Products and vendors
There follows a list of vendors of software for extracting content from QuarkXPress documents. This list is unlikely to be exhaustive, but it should be representative.
The products on offer take a variety of approaches to data conversion, but none of them is able to cope with entirely unstructured documents and they all require a significant amount of effort by production personnel to ensure that documents are appropriately marked up.
No product is likely to be ideal in all circumstances; the best solution is likely to depend on your requirements, on resources, and on the adaptability of your staff.
avenue.quark takes a design-time approach to conversion. Time-consuming to set up and use, it is not yet an obvious choice for converting large quantities of content to structured formats.
Price: £10,000 and up.
Developed in the UK by Press Computer Systems, Ed-exemble is the latest incarnation of a product originally called Compositor that has been in use at The Guardian for some years. It changed its name to Story Manager and was adopted by Associated Newspapers before being re-released as Ed-exemble in 2001.
The product allows structural information about a document to be added as it is being created in QuarkXPress, which can then be exported as XML. It is excellent at enforcing style guidelines, but needs to be installed on all production machines and is likely to have a significant effect on the practice of production personnel.
Price: from £5,000.
Developed in the UK by Easypress Technologies.
Like other products that take a post-delivery approach, AtomikXT offers no tools for ensuring the consistent use of styles and relies on their rigorous application at design time.
Its speed of delivery and ease of maintenance are good. Error handling has been improved in version 3.0, released early in 2002.
Price: $30,000 and up.
The Internet Content Publishing Suite has been developed in the US by PCI.
Developed by VisualCom Systems in Spain. Takes a post-delivery approach to conversion, that relies on the consistent application of styles and accurate grouping of text boxes.
Price: $60,000 and up.
NAPS Translation System has been developed in the US by North Atlantic Publishing Systems Inc (www.napsys.com). It takes a post-delivery approach that relies on accurate use of styles.
Developed in Sweden by Infomaker.
Developed by Extensis for converting QuarkXPress pages directly into HTML. Not appropriate for large-scale content conversion.
Do it yourself
Pretty effective conversion utilities can be created using AppleScript and other scripting languages, such as Perl. On an ad hoc basis, these can more effective than packaged solutions.
QuarkXPress was never designed for marking up the structure of documents and is ill-equipped for doing so. It may not be the ideal tool for cross-platform content delivery, but while it remains in widespread use, there are ways to work around its limitations.

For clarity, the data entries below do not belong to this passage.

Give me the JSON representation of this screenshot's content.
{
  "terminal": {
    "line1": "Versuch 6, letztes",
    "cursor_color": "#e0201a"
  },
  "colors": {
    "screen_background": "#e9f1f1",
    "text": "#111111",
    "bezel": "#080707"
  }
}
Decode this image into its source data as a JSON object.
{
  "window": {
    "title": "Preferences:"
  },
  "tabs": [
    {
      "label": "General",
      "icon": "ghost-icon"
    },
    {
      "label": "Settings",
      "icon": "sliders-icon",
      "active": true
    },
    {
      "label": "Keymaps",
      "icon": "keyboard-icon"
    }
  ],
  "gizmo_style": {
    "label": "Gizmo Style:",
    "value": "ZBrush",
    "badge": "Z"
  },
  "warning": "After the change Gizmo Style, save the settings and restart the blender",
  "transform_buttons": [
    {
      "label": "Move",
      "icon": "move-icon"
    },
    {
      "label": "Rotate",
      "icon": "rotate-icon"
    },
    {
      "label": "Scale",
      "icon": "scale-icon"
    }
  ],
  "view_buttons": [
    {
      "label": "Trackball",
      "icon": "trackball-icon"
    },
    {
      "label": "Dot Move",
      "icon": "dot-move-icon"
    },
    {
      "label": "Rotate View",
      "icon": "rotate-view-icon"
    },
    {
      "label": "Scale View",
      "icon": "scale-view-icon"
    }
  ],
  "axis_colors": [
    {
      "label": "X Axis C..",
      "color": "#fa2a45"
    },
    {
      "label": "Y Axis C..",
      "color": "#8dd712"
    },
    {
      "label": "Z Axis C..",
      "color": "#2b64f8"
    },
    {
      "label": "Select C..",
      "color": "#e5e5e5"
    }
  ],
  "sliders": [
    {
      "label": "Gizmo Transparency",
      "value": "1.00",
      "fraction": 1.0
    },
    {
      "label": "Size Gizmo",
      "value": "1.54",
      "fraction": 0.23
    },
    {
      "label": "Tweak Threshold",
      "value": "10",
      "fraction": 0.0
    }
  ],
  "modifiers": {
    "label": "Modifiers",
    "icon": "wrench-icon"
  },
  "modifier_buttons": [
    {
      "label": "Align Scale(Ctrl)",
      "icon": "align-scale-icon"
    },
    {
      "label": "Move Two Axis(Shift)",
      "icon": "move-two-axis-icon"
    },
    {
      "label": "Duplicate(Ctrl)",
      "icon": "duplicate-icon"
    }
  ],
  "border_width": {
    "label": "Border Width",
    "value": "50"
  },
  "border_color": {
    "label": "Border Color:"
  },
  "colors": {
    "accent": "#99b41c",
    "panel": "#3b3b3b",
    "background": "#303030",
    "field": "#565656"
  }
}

Different software products take different approaches to the problem. Some attempt to enforce standards at design time; others assume that these standards will be upheld voluntarily.
Either way, there are no immediate alternatives to either employing staff to laboriously re-construct pages after they have been produced or getting existing production staff to take a good deal more care in the preparation of QuarkXPress documents than they are likely to have been used to.
Once the process of translating QuarkXPress files into some sort of structured form has been completed, further steps, such as translation into XML or importation into your favourite CMS product, is, or should be, trivial by comparison.